Quatrième élément : le rythme biologique n'est pas un absolu. Certes, des éléments scientifiquement fondés existent quant aux rythmes biologiques des enfants. Pour autant, l'enfance n'est pas un empire dans un empire. Elle vit dans une société qui connait, elle, des rythmes autres.

Ainsi, dans une société où près de 50% des mariages se terminent en divorce, où la majorité des enfants naissent hors mariage (55% en 2012 dit l'INED), on ne peut pas vraiment ignorer les contraintes liées aux droits du parent qui n'a pas la garde permanente de l'enfant. C'est ainsi.
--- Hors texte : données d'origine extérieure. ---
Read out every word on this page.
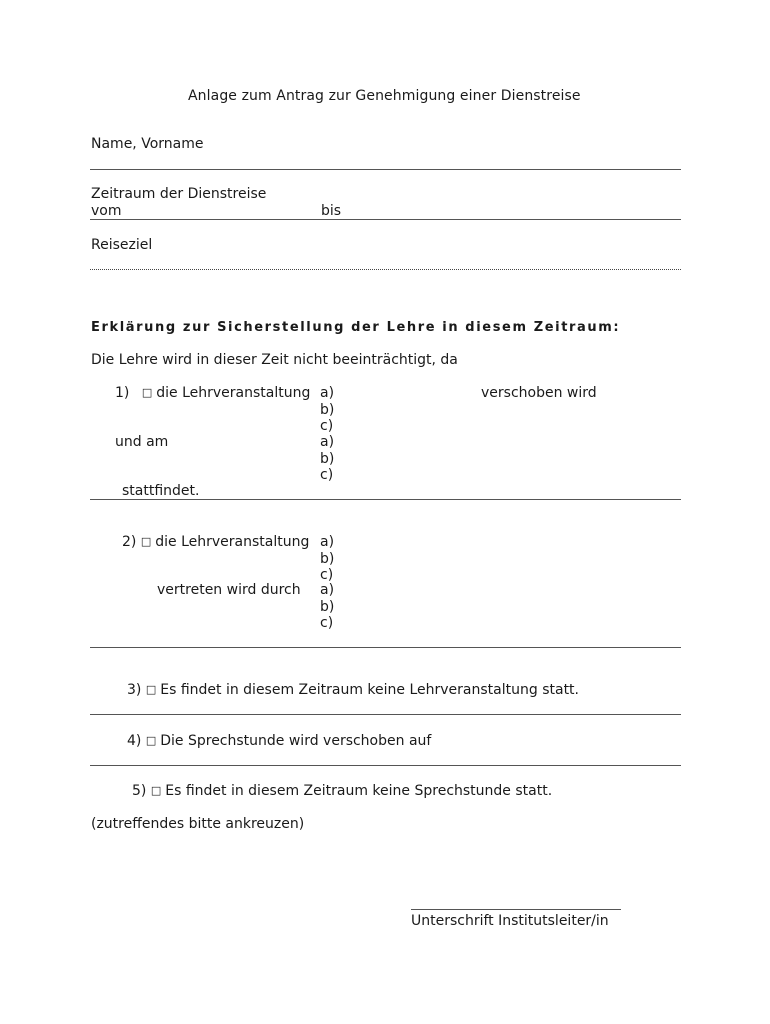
Anlage zum Antrag zur Genehmigung einer Dienstreise
Name, Vorname
Zeitraum der Dienstreise
vom	bis
Reiseziel
Erklärung zur Sicherstellung der Lehre in diesem Zeitraum:
Die Lehre wird in dieser Zeit nicht beeinträchtigt, da
1) □ die Lehrveranstaltung a)
b)
c)
verschoben wird
und am	a)
b)
c)
stattfindet.
2) □ die Lehrveranstaltung a)
b)
c)
vertreten wird durch a)
b)
c)
3) □ Es findet in diesem Zeitraum keine Lehrveranstaltung statt.
4) □ Die Sprechstunde wird verschoben auf
5) □ Es findet in diesem Zeitraum keine Sprechstunde statt.
(zutreffendes bitte ankreuzen)
Unterschrift Institutsleiter/in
Pour finir, si cette réforme - une de plus pourrait-on dire - est l'occasion, enfin et authentiquement, d'instituer, partout où elle fait encore défaut, une démarche pérenne, ouverte et concertée de projet éducatif local, elle  sera alors pleinement  légitime, et, autant que possible, intelligente.

Mais il y a une condition à cela : que chaque acteur concerné fasse l'effort de regarder objectivement les conditions de vie des enfants dans notre société si moderne, et n'instrumentalise pas le débat à son profit.

C'est le moindre du respect du aux enfants dans une société qui chahute tant leur vie de tous les jours.